IanHislopForPm · 11/03/2020 01:53

In the last 3 years we've had 14 miscarriages and 1 very late miscarriage (I don't like to think of her as a miscarriage but we weren't given the option of a death certificate because she was 5 days short of the viability cut off).

I've just found out I'm pregnant again. Totally unexpected, must have have happened when the condom broke. I took the MAP because I didn't want to get pregnant and have another miscarriage. I don't know how far along I am because i 'bled' in February but it was 3 days long and no where near as heavy as usual, but I'm before my period is due so I'm not 100% sure. I've booked a scan for Friday, but I can't stop causing arguments, I'm horrible to be around. We're moving house next week and I didn't want to tell him before then but I think I'm going to have to.

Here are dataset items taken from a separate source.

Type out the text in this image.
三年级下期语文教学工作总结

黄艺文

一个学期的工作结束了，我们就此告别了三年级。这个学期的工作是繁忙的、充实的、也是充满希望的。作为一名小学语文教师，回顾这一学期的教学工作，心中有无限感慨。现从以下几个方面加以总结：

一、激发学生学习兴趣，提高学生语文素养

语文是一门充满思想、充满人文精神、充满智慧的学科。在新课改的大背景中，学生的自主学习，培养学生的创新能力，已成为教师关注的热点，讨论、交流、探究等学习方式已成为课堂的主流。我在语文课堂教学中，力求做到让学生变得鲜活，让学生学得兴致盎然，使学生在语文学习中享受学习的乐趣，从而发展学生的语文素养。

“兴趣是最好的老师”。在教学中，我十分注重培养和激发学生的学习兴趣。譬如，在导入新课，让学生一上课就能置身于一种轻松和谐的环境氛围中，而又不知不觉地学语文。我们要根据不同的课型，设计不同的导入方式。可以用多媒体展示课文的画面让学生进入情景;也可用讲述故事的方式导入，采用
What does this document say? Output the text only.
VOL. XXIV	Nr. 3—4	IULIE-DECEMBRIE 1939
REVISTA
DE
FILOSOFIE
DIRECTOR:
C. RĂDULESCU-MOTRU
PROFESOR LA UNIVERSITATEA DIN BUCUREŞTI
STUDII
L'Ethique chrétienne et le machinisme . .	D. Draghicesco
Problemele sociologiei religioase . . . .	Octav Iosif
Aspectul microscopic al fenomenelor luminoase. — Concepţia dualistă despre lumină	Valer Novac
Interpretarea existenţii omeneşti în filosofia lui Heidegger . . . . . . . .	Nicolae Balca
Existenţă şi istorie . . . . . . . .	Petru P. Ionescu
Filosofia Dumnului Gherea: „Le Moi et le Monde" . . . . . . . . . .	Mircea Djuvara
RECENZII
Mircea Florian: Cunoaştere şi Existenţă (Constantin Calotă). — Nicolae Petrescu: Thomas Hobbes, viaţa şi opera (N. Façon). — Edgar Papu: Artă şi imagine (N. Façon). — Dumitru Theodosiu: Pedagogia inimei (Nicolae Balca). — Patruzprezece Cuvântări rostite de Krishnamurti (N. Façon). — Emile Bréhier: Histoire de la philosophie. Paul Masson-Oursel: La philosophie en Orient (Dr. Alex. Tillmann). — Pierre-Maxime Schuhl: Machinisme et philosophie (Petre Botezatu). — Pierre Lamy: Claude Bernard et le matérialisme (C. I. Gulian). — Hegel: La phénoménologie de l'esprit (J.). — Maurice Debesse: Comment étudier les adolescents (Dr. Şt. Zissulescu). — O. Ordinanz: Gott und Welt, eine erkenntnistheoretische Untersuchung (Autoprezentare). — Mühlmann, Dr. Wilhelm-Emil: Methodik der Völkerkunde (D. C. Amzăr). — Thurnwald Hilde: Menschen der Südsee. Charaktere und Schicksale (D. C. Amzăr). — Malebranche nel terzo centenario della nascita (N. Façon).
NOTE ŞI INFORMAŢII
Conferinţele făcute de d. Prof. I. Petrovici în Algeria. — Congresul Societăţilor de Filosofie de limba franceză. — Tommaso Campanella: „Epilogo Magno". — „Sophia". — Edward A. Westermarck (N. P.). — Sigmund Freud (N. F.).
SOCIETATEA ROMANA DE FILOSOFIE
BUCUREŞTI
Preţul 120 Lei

I don't know why I'm being so vile to him, I know his response when I tell him will not be positive. Now that's not to say he doesn't want a baby, I just think after so many losses both of our responses are 'here we go again' but I feel so unwell this time. I'm also working through the loss of the baby we lost 2 years ago in therapy and I gave her a name and I want to tell him what it is but he doesn't want to know. I find it really painful and I know he does too but I can't ignore this. He has a right to know that we're potentially going to have a baby. But fuck me it's so shit.

How do I tell him, do I go to the scan on Friday alone , and tell him after that if it's viable? But if it's not I want his support and help to get through this again however at the same time I feel like one more loss will break him.

The difficulty I've got this time is because of the map I have no idea how pregnant I am. I was meant to be 6 dpo when I took this on Monday.

Sorry this is a big fat waffle!

I can't stop pushing him away *TW miscarriage baby loss*
OP posts:
Nquartz · 11/03/2020 04:41

I don't have any advice on afraid, but I didn't want to read & run Flowers

Hopefully someone else will be able to help

LucyAutumn · 11/03/2020 08:34

I'm so sorry for your losses OP. You are probably acting this way out of frustration/ fear over the situation and also ruminating on your DH's reaction. I think the best thing to do would be to tell him sooner rather than later, you both took precautions (including the MAP) so nobody is at fault here and it's better you are in it together. If it's going to be hard for him to absorb then telling him now will give him more time to absorb and prepare. Flowers

Genevieva · 11/03/2020 09:30

It sounds like you are both traumatised.

Tell him before Friday. Tell him he can come, but if he would rather wait until you know if it is viable then you understand. Tell him you are frightened. Keeping communication open is really important.

CuriousaboutSamphire · 11/03/2020 09:33

Tell him. Let yourself cry, mourn for those you have lost and the possibility you fear. You can't do this alone, he wouldn't want you to!

Porcupineinwaiting · 11/03/2020 10:00

I think you should tell him - and be as kind to one another as you can manage. I am very sorry for your losses. Flowers

leafyskyline · 11/03/2020 13:35

I'm so sorry for all the losses you've been through OP Thanks Losing your daughter must have been traumatic, if you'd like you could always use her name on here.

I think you need to tell him as you'll need support both physically and emotionally from DH.

IanHislopForPm · 11/03/2020 15:08

You're all so kind. I am going to tell him. Just get it over with!